Anonymous Monk has asked for the wisdom of the Perl Monks concerning the following question:

I am trying to do a basic text conversion. I would greatly appreciate a few tidbits of wisdom. I am trying to get a file that looks like this: name(1) address(1) city(1), state(1) zip(1) phone(1) spouse(1) name(2) address(2) city(2), state(2) zip(2) phone(2) spouse(2) ... to look something like this: name(1)|address(1)|city(1)|state(1)|zip(1) name(2)|address(2)|city(2)|state(2)|zip(2) ... I know this is a relatively simple program, but I am new. Can anybody help?

Replies are listed 'Best First'.
Re: Simple Text Conversion
by btrott (Parson) on Apr 06, 2000 at 22:36 UTC
    Here's another:
    #!/usr/local/bin/perl -wi.bak use strict; my @recs; while (<>) { chomp; push @{$recs[int(($.-1) / 5)]}, split /,?\s/; print map join('|', @$_) . "\n", $recs[int($.-1) / 5] if !($. % 5); }
    Run it like
    % reformat.pl <file>
    Saves the original in <file>.bak.
Re: Simple Text Conversion
by chromatic (Archbishop) on Apr 06, 2000 at 19:51 UTC
    If what you have is a space-separated file (hmm, there's a comma in there too) and you want to change it to a pipe-separated file (and turn the commas into spaces), you want the tr/// operator:
    my $data =~ tr/ /|/; $data =~ tr/,//d; # get rid of the comma, if you want
    This will transl(iter)?ate the space character into the pipe character, and the comma character into the space character.

    If there's a possibility that any of the fields will contain spaces or pipes or commas, look at the Text::CSV module from CPAN. Writing a regex to take care of this will not only test your skills at planning for all contingencies, it will cause you to go bald.

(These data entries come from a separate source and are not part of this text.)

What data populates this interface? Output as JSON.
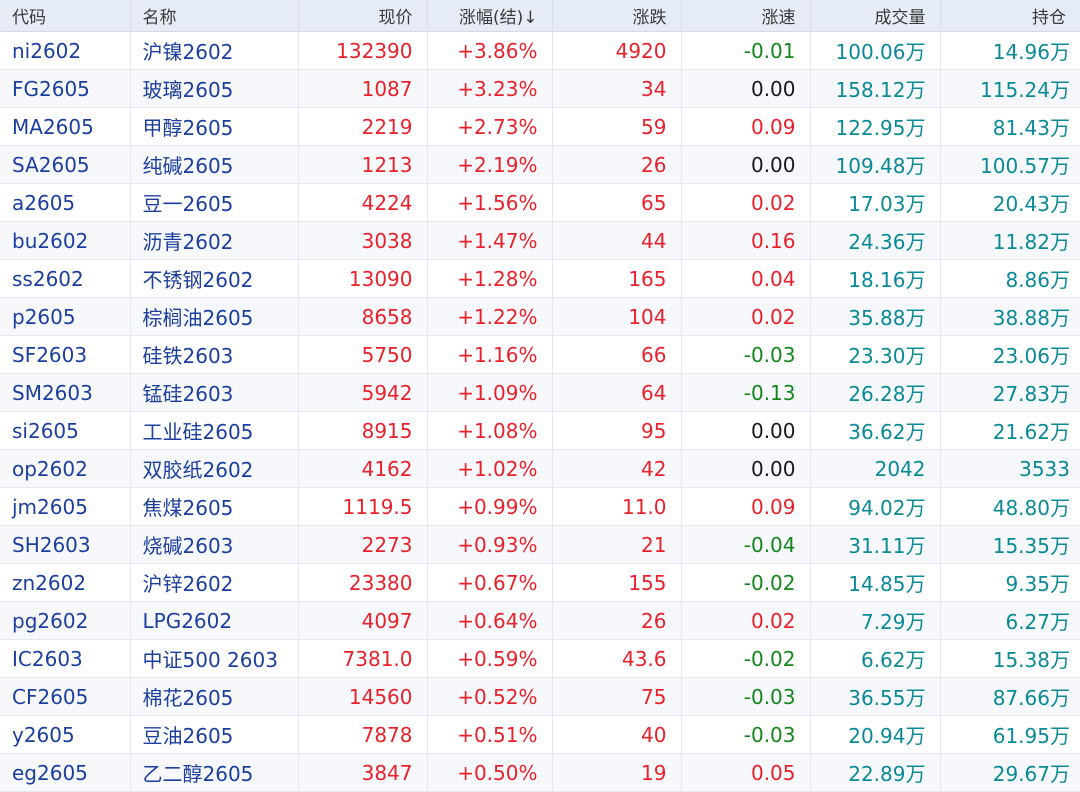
{
  "header": {
    "code": "代码",
    "name": "名称",
    "price": "现价",
    "change_pct": "涨幅(结)↓",
    "change": "涨跌",
    "speed": "涨速",
    "volume": "成交量",
    "open_interest": "持仓"
  },
  "colors": {
    "up": "#e8212b",
    "down": "#15851d",
    "neutral": "#1a1a1a",
    "volume": "#0a8996",
    "link": "#1c3f9e"
  },
  "rows": [
    {
      "code": "ni2602",
      "name": "沪镍2602",
      "price": "132390",
      "change_pct": "+3.86%",
      "change": "4920",
      "speed": "-0.01",
      "volume": "100.06万",
      "open_interest": "14.96万"
    },
    {
      "code": "FG2605",
      "name": "玻璃2605",
      "price": "1087",
      "change_pct": "+3.23%",
      "change": "34",
      "speed": "0.00",
      "volume": "158.12万",
      "open_interest": "115.24万"
    },
    {
      "code": "MA2605",
      "name": "甲醇2605",
      "price": "2219",
      "change_pct": "+2.73%",
      "change": "59",
      "speed": "0.09",
      "volume": "122.95万",
      "open_interest": "81.43万"
    },
    {
      "code": "SA2605",
      "name": "纯碱2605",
      "price": "1213",
      "change_pct": "+2.19%",
      "change": "26",
      "speed": "0.00",
      "volume": "109.48万",
      "open_interest": "100.57万"
    },
    {
      "code": "a2605",
      "name": "豆一2605",
      "price": "4224",
      "change_pct": "+1.56%",
      "change": "65",
      "speed": "0.02",
      "volume": "17.03万",
      "open_interest": "20.43万"
    },
    {
      "code": "bu2602",
      "name": "沥青2602",
      "price": "3038",
      "change_pct": "+1.47%",
      "change": "44",
      "speed": "0.16",
      "volume": "24.36万",
      "open_interest": "11.82万"
    },
    {
      "code": "ss2602",
      "name": "不锈钢2602",
      "price": "13090",
      "change_pct": "+1.28%",
      "change": "165",
      "speed": "0.04",
      "volume": "18.16万",
      "open_interest": "8.86万"
    },
    {
      "code": "p2605",
      "name": "棕榈油2605",
      "price": "8658",
      "change_pct": "+1.22%",
      "change": "104",
      "speed": "0.02",
      "volume": "35.88万",
      "open_interest": "38.88万"
    },
    {
      "code": "SF2603",
      "name": "硅铁2603",
      "price": "5750",
      "change_pct": "+1.16%",
      "change": "66",
      "speed": "-0.03",
      "volume": "23.30万",
      "open_interest": "23.06万"
    },
    {
      "code": "SM2603",
      "name": "锰硅2603",
      "price": "5942",
      "change_pct": "+1.09%",
      "change": "64",
      "speed": "-0.13",
      "volume": "26.28万",
      "open_interest": "27.83万"
    },
    {
      "code": "si2605",
      "name": "工业硅2605",
      "price": "8915",
      "change_pct": "+1.08%",
      "change": "95",
      "speed": "0.00",
      "volume": "36.62万",
      "open_interest": "21.62万"
    },
    {
      "code": "op2602",
      "name": "双胶纸2602",
      "price": "4162",
      "change_pct": "+1.02%",
      "change": "42",
      "speed": "0.00",
      "volume": "2042",
      "open_interest": "3533"
    },
    {
      "code": "jm2605",
      "name": "焦煤2605",
      "price": "1119.5",
      "change_pct": "+0.99%",
      "change": "11.0",
      "speed": "0.09",
      "volume": "94.02万",
      "open_interest": "48.80万"
    },
    {
      "code": "SH2603",
      "name": "烧碱2603",
      "price": "2273",
      "change_pct": "+0.93%",
      "change": "21",
      "speed": "-0.04",
      "volume": "31.11万",
      "open_interest": "15.35万"
    },
    {
      "code": "zn2602",
      "name": "沪锌2602",
      "price": "23380",
      "change_pct": "+0.67%",
      "change": "155",
      "speed": "-0.02",
      "volume": "14.85万",
      "open_interest": "9.35万"
    },
    {
      "code": "pg2602",
      "name": "LPG2602",
      "price": "4097",
      "change_pct": "+0.64%",
      "change": "26",
      "speed": "0.02",
      "volume": "7.29万",
      "open_interest": "6.27万"
    },
    {
      "code": "IC2603",
      "name": "中证500 2603",
      "price": "7381.0",
      "change_pct": "+0.59%",
      "change": "43.6",
      "speed": "-0.02",
      "volume": "6.62万",
      "open_interest": "15.38万"
    },
    {
      "code": "CF2605",
      "name": "棉花2605",
      "price": "14560",
      "change_pct": "+0.52%",
      "change": "75",
      "speed": "-0.03",
      "volume": "36.55万",
      "open_interest": "87.66万"
    },
    {
      "code": "y2605",
      "name": "豆油2605",
      "price": "7878",
      "change_pct": "+0.51%",
      "change": "40",
      "speed": "-0.03",
      "volume": "20.94万",
      "open_interest": "61.95万"
    },
    {
      "code": "eg2605",
      "name": "乙二醇2605",
      "price": "3847",
      "change_pct": "+0.50%",
      "change": "19",
      "speed": "0.05",
      "volume": "22.89万",
      "open_interest": "29.67万"
    }
  ]
}
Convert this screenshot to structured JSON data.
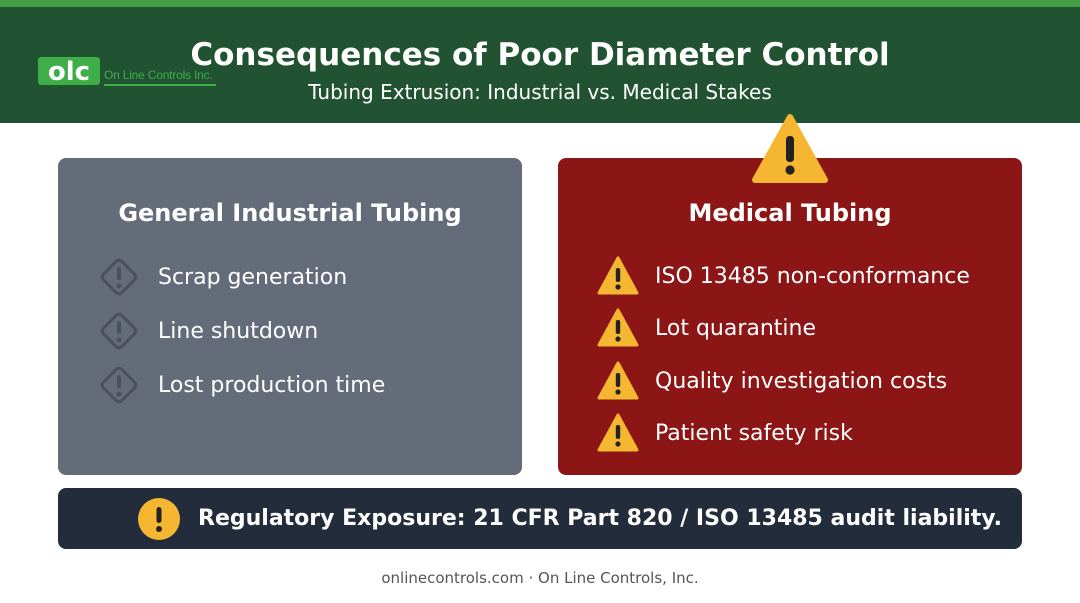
{
  "header": {
    "title": "Consequences of Poor Diameter Control",
    "subtitle": "Tubing Extrusion: Industrial vs. Medical Stakes",
    "logo_text": "On Line Controls Inc.",
    "logo_mark": "olc"
  },
  "industrial": {
    "title": "General Industrial Tubing",
    "icon": "warning-diamond-icon",
    "items": [
      "Scrap generation",
      "Line shutdown",
      "Lost production time"
    ]
  },
  "medical": {
    "title": "Medical Tubing",
    "icon": "warning-triangle-icon",
    "items": [
      "ISO 13485 non-conformance",
      "Lot quarantine",
      "Quality investigation costs",
      "Patient safety risk"
    ]
  },
  "banner": {
    "icon": "exclamation-circle-icon",
    "text": "Regulatory Exposure: 21 CFR Part 820 / ISO 13485 audit liability."
  },
  "footer": {
    "text": "onlinecontrols.com · On Line Controls, Inc."
  },
  "colors": {
    "header_bg": "#215232",
    "accent_green": "#43a047",
    "industrial_panel": "#656c79",
    "medical_panel": "#8c1515",
    "warning_yellow": "#f5b731",
    "banner_bg": "#222c3a"
  }
}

Re: Simple Text Conversion
by btrott (Parson) on Apr 06, 2000 at 20:27 UTC
    I think the op's actually got a carriage-return separated file, if you view source. So I'm not absolutely sure on the format, but it looks like there are 5 lines per record, basically. The other thing is, do you now want the spouse and phone number in the pipe-separated records?

    Anyway:

    use strict; open FH, "foo" or die "Can't open: $!"; my @recs; while (<FH>) { chomp; push @{$recs[int(($.-1) / 5)]}, $_; } close FH or die "Can't close: $!"; open FH, ">foo.new" or die "Can't open: $!"; for my $ref (@recs) { # break up the city, state, zip into 3 parts my($city, $state, $zip); if ($ref->[2] =~ /(.*?),\s(.*?)\s(.*)/) { ($city, $state, $zip) = ($1, $2, $3); } # join it all together into a pipe-separated # record, then write it out my $new = join "|", @{$ref}[0,1], $city, $state, $zip, @{$ref}[3,4]; print FH $new, "\n"; } close FH;
    I haven't tested this very thorougly, but it looks like it'll work. It's rather ugly, too. :)
      Deuglification, then:
      use strict; open FH, "foo" or die "Can't open: $!"; my @recs; foreach my $line (<FH>) { chomp $line; push @recs, [ split /,?\s/, $line ]; } close FH or die "Can't close: $!"; open FH, ">foo.new" or die "Can't open: $!"; foreach my $line_ref (@recs) { my $line = join '|', @$line_ref[0 .. 4]; print FH $line, "\n"; } close FH;
      Note that this is also untested. I maintain that a proper use of split is better than an apple a day.

      Interesting bits for the Original Poster:

      • We push an array reference onto @recs
      • split can take an arbitrarily complex regex, instead of just a single character. Use it liberally!
      • We use an array slice to get at only the first few fields we want.
        Yes, but then, mine worked. :) Just kidding.

        You're just pushing each line arbitrarily onto @recs--you need to group them in sets of 5, because that's what the original file looked like. Plus why are you using foreach in the original reading-in-the-file loop? That

        foreach my $line (<FH>)
        reads the entire file into a temp array--not a horrible thing in many cases, but still, if we can process on a line by line basis, we may as well do so. :)

        I like your use of split quite a lot, though.

        So, combining your ideas and mine:

        use strict; open FH, "foo" or die "Can't open: $!"; my @recs; while (<FH>) { chomp; push @{$recs[int(($.-1) / 5)]}, split /,?\s/; } close FH or die "Can't close: $!"; open FH, ">foo.new" or die "Can't open: $!"; print FH map join('|', @$_) . "\n", @recs; close FH;
        Notice I took the array slice out--I think the op wanted everything in the array. If not, though, he/she should stick it back in, just
        @$ref[0..4]
        instead of
        @$ref
        And I'm now using map, just cause map is great.